For several decades, Chardonnay has been one of the world’s most successful white wines in the world. Chardonnay is grown and made all over the world. The wine’s appealing, big flavors- vanilla, buttered toast, custard, green apple, tropical fruit, lemon, pineapple- are matched by equally effusive textures – creamy, lush, and full bodied.
This wine is the opposite of Chardonnay- where Chardonnay is all buttery roundness, sauvignon blanc is taut, lithe and herbal, with a keen stiletto of acidity that vibrates through the center of the wine.
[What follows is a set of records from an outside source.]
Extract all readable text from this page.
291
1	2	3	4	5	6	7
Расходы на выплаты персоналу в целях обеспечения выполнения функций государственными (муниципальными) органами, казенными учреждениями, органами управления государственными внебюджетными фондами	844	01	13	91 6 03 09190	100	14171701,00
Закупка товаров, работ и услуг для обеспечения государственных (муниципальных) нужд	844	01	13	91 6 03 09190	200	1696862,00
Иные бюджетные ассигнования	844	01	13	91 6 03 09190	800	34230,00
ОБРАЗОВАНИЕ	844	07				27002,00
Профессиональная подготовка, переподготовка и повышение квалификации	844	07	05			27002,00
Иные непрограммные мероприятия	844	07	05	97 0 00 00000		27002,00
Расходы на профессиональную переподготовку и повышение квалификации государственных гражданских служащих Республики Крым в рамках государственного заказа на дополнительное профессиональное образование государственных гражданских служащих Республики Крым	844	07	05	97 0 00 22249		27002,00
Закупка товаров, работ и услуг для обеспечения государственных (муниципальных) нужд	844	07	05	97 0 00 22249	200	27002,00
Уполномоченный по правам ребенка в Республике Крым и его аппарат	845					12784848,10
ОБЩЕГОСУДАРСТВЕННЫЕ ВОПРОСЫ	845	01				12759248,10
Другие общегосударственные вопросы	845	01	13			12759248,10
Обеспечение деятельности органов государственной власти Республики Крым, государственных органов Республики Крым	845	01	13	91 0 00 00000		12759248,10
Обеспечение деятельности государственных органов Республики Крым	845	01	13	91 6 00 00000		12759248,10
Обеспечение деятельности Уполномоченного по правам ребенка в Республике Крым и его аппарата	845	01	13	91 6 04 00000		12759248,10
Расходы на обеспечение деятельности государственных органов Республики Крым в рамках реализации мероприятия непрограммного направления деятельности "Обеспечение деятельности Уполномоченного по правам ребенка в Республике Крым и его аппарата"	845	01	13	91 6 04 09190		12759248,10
The name sauvignon comes from the French word sauvage, meaning wild. Some California vinters use the term fume blanc for their sauvignon blancs. This is purely a marketing decision, for both wines are made from sauvignon blanc grapes. Flavors include straw, hay, grass, meadow, smoke, green tea and green herbs.
Whimsical as the name may seem, there can be something broad, pure and cottony about the young Semillons. With older Semillons a rich, honey flavor and a lush lanolin-like texture is found.
Pinot Gris is a light crisp wine. It became popular for drinking in the spring and summer seasons because of its pear and spice-cake flavors.
A white wine that is sweet and, as such, could accompany or be dessert. In the United States such wines often fall into the category of “late harvest.” These wines come to be sweet enough to be a dessert wine through a process that starts with grapes that are very high in sugar because they were: picked after the regular harvest; laid out on mats and allowed to raisinate, thereby concentrating their sugar; permitted to freeze on the vine so that the water can be separated from the sugary juice; attacked by the fungus Botrytis cinerea (the noble rot of French Sauternes), which consumes the grapes and helps more to evaporate, again concentrating the sugar.
A United States trademarked designation, adopted in 1988 by the Meritage Association, for the California wines that are a blend of varieties of grapes used in Bordeaux. A red meritage may be made up of cabernet sauvignon, merlot and cabernet franc. A white meritage would be a blend of sauvignon blanc and semillion.